All Mughal rulers were great admirers of painting, with the exception of Aurangzeb. Mir Sayyid Ali and Abdus Samad were two great painters in the courts of Humayun and Akbar. Abus Samad was bestowed with the title “Shirinqalam”. Akbar can be considered as the real founder of the Mughal painting. Several noteworthy works were completed during his reign, which include the ‘Razm-Nama’ (which was Mahabharata in illustration),  ‘Babur Nama’ and ‘Akbar Nama’. The ‘Razm-Nama’ was completed in 1589 A.D. and comprised of 169 paintings. Akbar had particular admiration for the Hindu artists, notably Daswanth, Basawan, Kesu Das and Manohar.

The Mughal painting came under Western influence towards the beginning of the 17th century.

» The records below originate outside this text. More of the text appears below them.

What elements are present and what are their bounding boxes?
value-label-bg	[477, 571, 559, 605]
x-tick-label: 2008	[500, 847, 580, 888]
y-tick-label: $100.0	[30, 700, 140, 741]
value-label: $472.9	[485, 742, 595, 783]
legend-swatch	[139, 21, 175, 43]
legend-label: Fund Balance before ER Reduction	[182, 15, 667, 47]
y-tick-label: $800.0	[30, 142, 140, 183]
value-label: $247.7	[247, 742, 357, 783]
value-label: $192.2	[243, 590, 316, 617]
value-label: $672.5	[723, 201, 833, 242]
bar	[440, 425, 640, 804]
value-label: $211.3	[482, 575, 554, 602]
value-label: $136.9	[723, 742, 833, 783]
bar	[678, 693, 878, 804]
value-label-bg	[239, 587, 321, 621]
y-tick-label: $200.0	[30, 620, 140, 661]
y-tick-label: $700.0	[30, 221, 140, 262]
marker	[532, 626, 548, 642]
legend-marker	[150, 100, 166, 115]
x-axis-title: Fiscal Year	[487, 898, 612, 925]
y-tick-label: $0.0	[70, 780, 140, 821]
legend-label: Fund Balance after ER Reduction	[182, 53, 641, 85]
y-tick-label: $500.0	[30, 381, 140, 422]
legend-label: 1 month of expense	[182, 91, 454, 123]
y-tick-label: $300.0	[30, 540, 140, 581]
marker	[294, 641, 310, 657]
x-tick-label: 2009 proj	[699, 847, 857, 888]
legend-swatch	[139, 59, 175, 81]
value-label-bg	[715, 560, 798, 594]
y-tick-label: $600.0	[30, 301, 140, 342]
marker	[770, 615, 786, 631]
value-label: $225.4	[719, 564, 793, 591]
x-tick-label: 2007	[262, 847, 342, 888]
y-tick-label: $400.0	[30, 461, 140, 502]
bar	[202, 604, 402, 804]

New techniques, such as the use of light and shade to capture space and volume and the use of atmospheric effects to indicate spatial recession and the aerial perspective, were introduced in the Mughal painting. The Jesuit missions to the Mughal courts also strengthened the synthesis between these two diverse cultures, leading to one of the most flourishing artistic exchanges in the medieval period. 

Jahangir (1605-1627) was an ardent supporter of Mughal painting, under whose patronage the art form flourished significantly. During his reign, depicting nature, particularly plants, animals, and birds, became a prominent theme in Mughal artworks. Jahangir also championed the arts of calligraphy and introduced the practice of portrait painting. Another notable trend during his era was the growing popularity of albums containing collections of paintings.

 

During Shah Jahan’s reign, Mughal painting evolved to embrace a new romantic essence, with themes of love, romance, portraits, and durbar (court) scenes becoming predominant. The artists of this period vividly brought to life the romantic tales of Laila-Majnu, Shirin-Farhad, and Baz Bahadur-Roopmati, depicting dramatic scenes of elephant fights and men managing ‘mast’ (frenzied) elephants. A recurrent motif featured a young lady standing beneath a willow tree, gracefully holding a branch, epitomising the delicate romantic aesthetic of the era. Prominent painters such as Muhammad Faqirullah Khan, Muhammad Nadir, Mir Hashim, Bichitr, Anupchchatar, Chitarman, and Honhar led the artistic scene under Shah Jahan.

Aurangzeb’s apathy towards painting forced many great artists to migrate to other kingdoms in Rajasthan, Punjab and other parts of the country, leading to a decline in the Mughal painting.